The sale is a pivotal moment for the Star Tribune, which emerged from bankruptcy in 2009 with the challenge of reinventing itself for a digital news audience while also publishing a compelling print edition. Since then, the company has expanded its digital and print readership and stabilized its finances. The newspaper won two Pulitzer Prizes in 2013 and holds the seventh-largest Sunday circulation in the nation.

The company has eliminated the majority of its debt, partly through the recent $38.5 million sale of five blocks it had owned in downtown Minneapolis. The land deal cleared the way for a $400 million office tower project near the under-construction Vikings stadium. In 2015, the newspaper will leave its home of nearly 100 years and move into the Capella Tower complex.

Klingensmith said the direction and operations of the company will be largely unchanged by Taylor's ownership.

"We will still have to very much live within our means as a stand-alone Taylor-owned company, so I don't expect a great deal to change," he said. "One aspect that will be new is that we will have more flexibility to look at … modest acquisitions that might fit within our strategy, particularly in digital."

Asked Monday whether he is also interested in purchasing the St. Paul-based Pioneer Press, Taylor said it is something he would consider. "If they decide to sell it at some time, obviously we would be interested, but I don't have any knowledge of that, or any reason to believe what that time table might be," he said.

Taylor is the latest billionaire to buy a major U.S. newspaper. Amazon.com founder and CEO Jeff Bezos paid $250 million for the Washington Post in early October. Boston Red Sox owner John Henry closed his $70 million deal for the Boston Globe and other media properties later that month.

Taylor said he would like to see the paper offer more robust coverage of all of Minnesota and broaden readership.

"When I was a young person, and we lived on the farm, boy, I'll tell you a lot of people got the Tribune ... and I don't want us to end up [as] a Minneapolis or suburban paper," said Taylor, who grew up in Comfrey, a town 50 miles west of Mankato. "I think it should be a statewide paper, and anything I can do to support that, and help in that area, I'm going to do that."

R.T. Rybak, the former Minneapolis mayor and one-time Star Tribune reporter, said Taylor's purchase of the newspaper demonstrates that he is committed to making Minnesota better, but also that he's a "shrewd business person."

"I believe he's in this Star Tribune acquisition for the right reason — he sees a business there," Rybak said.

The Star Tribune has 1,000 employees, and Newspaper Guild co-chair Mike Kaszuba said in a statement that he hopes Taylor recognizes and respects "the long history of cooperation and sacrifice" from the company's unionized workers, who accepted pay cuts and other benefit reductions during its bankruptcy.

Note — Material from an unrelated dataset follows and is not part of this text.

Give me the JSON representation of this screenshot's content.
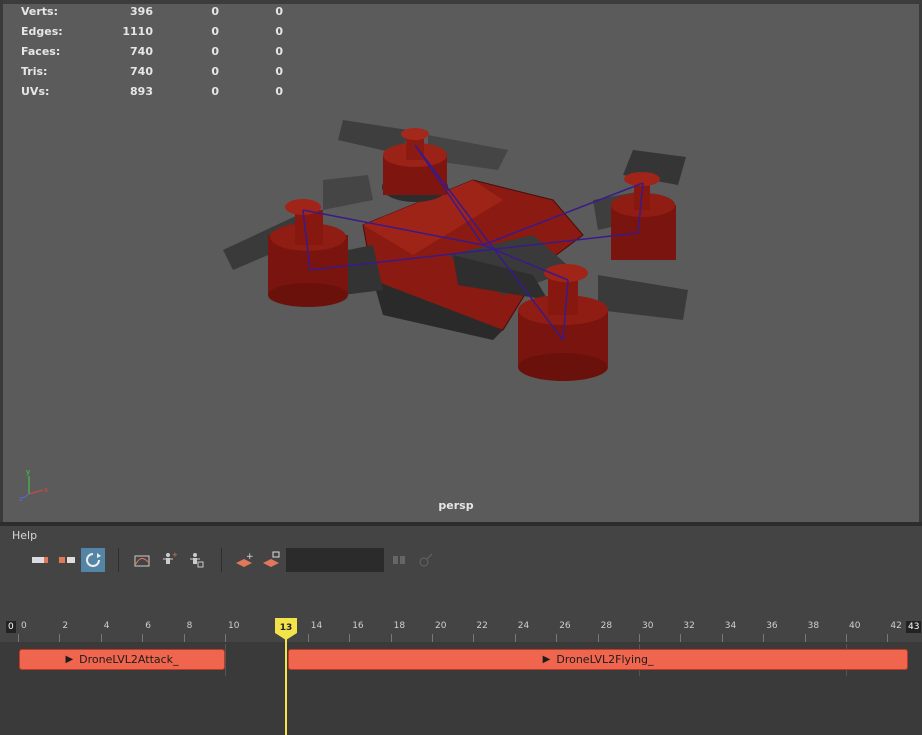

"We welcome having a local owner in Glen Taylor, and hope to work with him as the Star Tribune embarks on a new era in meeting the challenges facing newspapers," Kaszuba said.

Taylor is one of several Minnesotans on the annual Forbes list of the wealthiest Americans and has an estimated net worth of about $1.8 billion. His Taylor Corp., based in North Mankato, is among the country's largest privately held companies and has annual sales of around $1.6 billion.

He said his down payment for the company is more than 25 percent of the total price. The amount was dictated by his analysis of the company's budget over the next five years.

"If we just do what the management team says that they're going to do, we will have no trouble paying any debt payments," he said Monday. "We'll get the thing paid off in less than 10 years."

In 1998, McClatchy Co. bought the Star Tribune from the Cowles family for $1.2 billion. When Avista Capital Partners bought the company from McClatchy in 2006, the price had fallen to $530 million. That deal saddled the company with debt just as the Great Recession hit, contributing to its financial woes.

Of the previous owners, Wayzata Investment Partners and GE Capital together owned about 75 percent of the company. The rest of the stock was owned by several dozen creditors and other investors.

Klingensmith on Monday thanked them for their "excellent stewardship" over the past four years. "We could not have asked more from them as owners, including their help in securing our new ownership."